The Qinghai-Tibetan Plateau (Q-TP hereafter) has experienced dramatic warming in recent decades, resulting in severe effects on the ecosystems and downstream. However, none of previous studies investigated elevation-dependency temperature trend with the high resolution over the long-term period. Based on monthly temperature dataset with 0.1° developed by generative adversarial network, elevation-dependency temperature trend over the Q-TP and 5 climate zones (humid, humid-semihumid, semihumid, semiarid, arid region) during 1901–1946, 1946–1965, 1965–1997 and 1997–2015 are investigated. Snow cover (SNC), high cloud cover (HCC), middle cloud cover (MCC), specific humidity (SHUM) and soil moisture content (SOILM) are introduced to analyze possible mechanism. There are 4 cases of elevation-dependency temperature trend, which are positive/negative elevation-dependency warming (EDW+/EDW–) and cooling (EDC+/EDC–). These patterns (EDW+, EDW–, EDC+ and EDC–) are identified as warming/cooling trends that become stronger/weaker with increasing elevation.
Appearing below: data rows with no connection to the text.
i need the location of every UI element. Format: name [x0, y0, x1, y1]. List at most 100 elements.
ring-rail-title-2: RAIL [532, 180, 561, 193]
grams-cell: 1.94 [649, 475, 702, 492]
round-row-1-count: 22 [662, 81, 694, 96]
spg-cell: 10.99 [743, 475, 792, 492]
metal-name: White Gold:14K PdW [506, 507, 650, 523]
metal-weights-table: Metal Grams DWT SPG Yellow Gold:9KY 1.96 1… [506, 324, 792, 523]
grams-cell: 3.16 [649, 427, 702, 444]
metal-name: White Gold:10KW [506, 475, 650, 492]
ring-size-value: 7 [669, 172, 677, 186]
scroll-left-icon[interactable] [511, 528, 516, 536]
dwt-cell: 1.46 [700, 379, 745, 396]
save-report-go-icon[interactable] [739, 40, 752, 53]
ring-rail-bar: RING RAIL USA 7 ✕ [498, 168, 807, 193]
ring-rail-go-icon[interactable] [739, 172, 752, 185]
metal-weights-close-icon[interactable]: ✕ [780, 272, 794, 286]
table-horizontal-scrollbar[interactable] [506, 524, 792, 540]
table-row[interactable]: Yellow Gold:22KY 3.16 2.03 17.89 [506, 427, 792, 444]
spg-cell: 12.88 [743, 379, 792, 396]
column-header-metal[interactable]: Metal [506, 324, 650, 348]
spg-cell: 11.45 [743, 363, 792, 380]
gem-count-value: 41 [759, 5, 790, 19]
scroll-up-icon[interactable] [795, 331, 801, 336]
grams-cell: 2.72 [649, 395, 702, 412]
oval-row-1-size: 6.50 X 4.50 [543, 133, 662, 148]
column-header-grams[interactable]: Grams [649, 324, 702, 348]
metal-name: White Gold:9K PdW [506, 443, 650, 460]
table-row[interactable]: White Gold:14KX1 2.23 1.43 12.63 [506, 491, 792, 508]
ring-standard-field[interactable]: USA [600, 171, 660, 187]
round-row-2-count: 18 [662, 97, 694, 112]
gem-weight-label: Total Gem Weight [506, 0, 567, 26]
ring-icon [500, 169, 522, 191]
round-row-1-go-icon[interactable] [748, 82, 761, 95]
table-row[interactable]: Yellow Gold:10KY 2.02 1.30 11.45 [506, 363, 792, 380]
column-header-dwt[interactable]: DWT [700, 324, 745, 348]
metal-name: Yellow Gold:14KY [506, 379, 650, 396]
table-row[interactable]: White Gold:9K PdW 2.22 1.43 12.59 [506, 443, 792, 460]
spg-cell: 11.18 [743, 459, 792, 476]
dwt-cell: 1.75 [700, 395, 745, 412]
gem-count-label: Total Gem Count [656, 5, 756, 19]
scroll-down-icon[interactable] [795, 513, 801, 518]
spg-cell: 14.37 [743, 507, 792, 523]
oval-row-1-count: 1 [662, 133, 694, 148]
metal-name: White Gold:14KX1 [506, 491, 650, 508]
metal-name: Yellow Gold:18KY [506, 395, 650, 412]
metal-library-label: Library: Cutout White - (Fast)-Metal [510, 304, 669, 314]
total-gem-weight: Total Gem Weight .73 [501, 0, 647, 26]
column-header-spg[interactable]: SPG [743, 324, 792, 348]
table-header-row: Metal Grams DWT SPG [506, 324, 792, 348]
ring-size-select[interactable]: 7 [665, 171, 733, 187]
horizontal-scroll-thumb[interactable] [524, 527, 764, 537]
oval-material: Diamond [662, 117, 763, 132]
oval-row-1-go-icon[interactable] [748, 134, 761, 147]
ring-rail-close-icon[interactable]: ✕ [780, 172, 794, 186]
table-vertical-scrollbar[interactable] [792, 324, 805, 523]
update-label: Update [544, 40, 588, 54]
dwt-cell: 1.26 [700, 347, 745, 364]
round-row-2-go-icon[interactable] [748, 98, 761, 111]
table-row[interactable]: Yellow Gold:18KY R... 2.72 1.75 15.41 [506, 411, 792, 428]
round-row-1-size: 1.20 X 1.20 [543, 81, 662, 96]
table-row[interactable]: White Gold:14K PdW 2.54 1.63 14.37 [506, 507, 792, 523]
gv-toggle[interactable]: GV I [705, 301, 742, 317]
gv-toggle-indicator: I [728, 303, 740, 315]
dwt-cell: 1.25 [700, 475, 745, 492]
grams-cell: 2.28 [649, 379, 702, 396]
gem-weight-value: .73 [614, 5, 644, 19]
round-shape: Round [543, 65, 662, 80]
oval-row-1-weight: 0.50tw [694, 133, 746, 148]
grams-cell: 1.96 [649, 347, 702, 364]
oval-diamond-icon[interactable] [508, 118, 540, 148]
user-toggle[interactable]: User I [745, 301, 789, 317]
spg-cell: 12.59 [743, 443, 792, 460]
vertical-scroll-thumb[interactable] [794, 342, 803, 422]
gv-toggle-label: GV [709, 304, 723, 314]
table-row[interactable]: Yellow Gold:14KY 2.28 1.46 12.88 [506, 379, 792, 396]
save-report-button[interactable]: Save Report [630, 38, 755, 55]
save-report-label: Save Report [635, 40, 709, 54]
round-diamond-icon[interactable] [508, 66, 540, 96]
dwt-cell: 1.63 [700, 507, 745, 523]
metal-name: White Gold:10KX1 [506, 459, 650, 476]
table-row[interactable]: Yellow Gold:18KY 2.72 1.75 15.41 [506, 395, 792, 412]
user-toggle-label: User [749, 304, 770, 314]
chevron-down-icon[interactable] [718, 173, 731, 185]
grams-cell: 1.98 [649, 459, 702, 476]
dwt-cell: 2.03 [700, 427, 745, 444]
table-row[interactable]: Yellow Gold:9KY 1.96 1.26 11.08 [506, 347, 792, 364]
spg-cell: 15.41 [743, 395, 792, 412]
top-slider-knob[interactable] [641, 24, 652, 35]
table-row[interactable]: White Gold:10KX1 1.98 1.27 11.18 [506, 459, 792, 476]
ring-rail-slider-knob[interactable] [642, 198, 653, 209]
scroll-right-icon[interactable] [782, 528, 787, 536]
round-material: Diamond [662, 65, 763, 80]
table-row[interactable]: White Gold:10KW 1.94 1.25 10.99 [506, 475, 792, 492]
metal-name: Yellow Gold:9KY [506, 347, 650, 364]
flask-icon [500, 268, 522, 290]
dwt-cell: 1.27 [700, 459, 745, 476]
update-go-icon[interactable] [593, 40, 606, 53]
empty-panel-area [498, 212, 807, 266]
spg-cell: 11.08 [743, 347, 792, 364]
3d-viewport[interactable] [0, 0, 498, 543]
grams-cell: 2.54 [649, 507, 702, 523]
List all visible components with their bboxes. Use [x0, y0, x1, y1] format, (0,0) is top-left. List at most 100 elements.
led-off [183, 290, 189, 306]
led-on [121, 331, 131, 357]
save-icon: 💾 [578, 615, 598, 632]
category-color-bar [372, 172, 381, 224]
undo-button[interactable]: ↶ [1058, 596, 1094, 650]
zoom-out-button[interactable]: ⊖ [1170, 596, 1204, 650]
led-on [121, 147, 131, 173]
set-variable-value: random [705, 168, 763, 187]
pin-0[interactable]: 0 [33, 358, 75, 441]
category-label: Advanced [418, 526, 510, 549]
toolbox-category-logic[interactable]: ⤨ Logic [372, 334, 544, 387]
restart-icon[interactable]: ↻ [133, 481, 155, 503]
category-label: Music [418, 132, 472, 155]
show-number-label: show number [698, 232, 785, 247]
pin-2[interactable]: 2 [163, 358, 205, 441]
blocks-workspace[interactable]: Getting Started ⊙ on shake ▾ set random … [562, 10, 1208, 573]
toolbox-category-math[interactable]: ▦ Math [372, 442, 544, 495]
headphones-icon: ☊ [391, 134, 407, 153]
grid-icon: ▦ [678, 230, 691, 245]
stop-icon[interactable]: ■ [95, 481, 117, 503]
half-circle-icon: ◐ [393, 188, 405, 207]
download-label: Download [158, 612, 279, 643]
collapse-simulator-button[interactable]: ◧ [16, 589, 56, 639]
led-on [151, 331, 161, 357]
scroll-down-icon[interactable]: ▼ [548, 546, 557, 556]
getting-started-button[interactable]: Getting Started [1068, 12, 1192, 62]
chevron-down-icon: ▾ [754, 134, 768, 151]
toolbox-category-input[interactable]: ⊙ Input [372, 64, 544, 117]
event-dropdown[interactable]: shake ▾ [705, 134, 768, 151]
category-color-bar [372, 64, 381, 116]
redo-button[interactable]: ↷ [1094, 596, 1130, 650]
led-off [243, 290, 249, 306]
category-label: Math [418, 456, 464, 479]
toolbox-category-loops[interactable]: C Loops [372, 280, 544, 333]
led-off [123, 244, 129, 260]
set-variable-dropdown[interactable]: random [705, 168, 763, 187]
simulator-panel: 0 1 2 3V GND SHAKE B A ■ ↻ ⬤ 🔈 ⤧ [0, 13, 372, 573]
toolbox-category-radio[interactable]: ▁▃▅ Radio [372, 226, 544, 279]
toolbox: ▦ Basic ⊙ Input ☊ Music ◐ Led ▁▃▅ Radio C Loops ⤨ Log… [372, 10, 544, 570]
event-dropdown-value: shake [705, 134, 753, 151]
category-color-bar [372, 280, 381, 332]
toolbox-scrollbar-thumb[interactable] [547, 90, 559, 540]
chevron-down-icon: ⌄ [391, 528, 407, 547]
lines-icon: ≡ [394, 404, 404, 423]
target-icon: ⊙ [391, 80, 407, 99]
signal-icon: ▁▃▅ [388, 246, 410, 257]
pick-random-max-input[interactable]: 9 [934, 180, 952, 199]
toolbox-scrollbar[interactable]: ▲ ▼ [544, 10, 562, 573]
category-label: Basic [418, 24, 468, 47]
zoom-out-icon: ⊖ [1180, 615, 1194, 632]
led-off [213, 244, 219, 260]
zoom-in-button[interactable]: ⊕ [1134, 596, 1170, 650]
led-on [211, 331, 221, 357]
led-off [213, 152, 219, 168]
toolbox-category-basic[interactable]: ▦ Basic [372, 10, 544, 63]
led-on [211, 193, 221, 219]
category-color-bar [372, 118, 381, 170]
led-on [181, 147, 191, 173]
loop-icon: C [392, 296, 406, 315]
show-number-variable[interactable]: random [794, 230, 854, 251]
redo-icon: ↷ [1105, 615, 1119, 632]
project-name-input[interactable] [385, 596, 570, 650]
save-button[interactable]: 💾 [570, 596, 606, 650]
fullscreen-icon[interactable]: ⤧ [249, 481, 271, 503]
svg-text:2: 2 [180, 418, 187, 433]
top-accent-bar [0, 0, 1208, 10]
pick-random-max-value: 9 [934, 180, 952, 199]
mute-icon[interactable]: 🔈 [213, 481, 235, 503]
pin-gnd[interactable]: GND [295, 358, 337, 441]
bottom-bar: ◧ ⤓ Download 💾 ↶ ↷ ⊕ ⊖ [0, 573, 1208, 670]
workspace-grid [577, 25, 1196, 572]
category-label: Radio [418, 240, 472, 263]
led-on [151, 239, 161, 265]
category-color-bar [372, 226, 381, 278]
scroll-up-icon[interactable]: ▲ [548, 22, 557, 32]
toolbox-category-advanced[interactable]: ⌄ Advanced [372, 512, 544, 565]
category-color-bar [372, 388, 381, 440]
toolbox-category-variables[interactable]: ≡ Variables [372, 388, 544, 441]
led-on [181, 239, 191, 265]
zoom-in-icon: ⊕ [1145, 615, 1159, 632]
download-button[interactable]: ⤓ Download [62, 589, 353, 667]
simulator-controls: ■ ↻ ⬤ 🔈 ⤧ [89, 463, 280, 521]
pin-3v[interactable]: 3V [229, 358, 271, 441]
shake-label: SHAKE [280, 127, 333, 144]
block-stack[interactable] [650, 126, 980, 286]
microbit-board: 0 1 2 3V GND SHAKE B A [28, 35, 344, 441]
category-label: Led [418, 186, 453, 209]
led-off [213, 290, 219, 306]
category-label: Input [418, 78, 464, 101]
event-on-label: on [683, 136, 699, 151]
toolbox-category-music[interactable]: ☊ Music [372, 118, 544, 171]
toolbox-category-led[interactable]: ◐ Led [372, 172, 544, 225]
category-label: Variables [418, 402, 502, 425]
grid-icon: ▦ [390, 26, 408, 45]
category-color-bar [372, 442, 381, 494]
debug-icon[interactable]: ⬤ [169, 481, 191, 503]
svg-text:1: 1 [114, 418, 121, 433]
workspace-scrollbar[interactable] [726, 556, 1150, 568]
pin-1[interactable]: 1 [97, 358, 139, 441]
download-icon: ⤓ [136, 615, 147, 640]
EDW– signal is found during 1901–1946 due to the influence of SOILM. The most prominent EDW– signal occurs over the arid region. EDC+/− is presented during 1946–1965 under the dominance of SHUM and SOILM. The stronger EDC signal is shown over the arid and semiarid region than over the humid-semihumid region. The subtle EDW+ signal is shown over the semihumid, semiarid and arid regions during 1965–1997 when SOILM has a relatively large contribution to temperature trend. The robust EDW+ signal is exhibited from 1997 to 2015 when SNC plays a vital role in regulating the temperature change. There is a more significant EDW+ over the humid, humid-semihumid, and semihumid regions than that over the semiarid and arid regions during this period. Above all, SNC, SHUM and SOILM are found to be the primary contributors to elevation-dependency temperature trend. SOILM and SHUM are associated with hydrological effects and control temperature variations over the Q-TP during 1901–1997. SNC is related to snow/ice-albedo feedback and dominates temperature variations over the Q-TP during 1997–2015.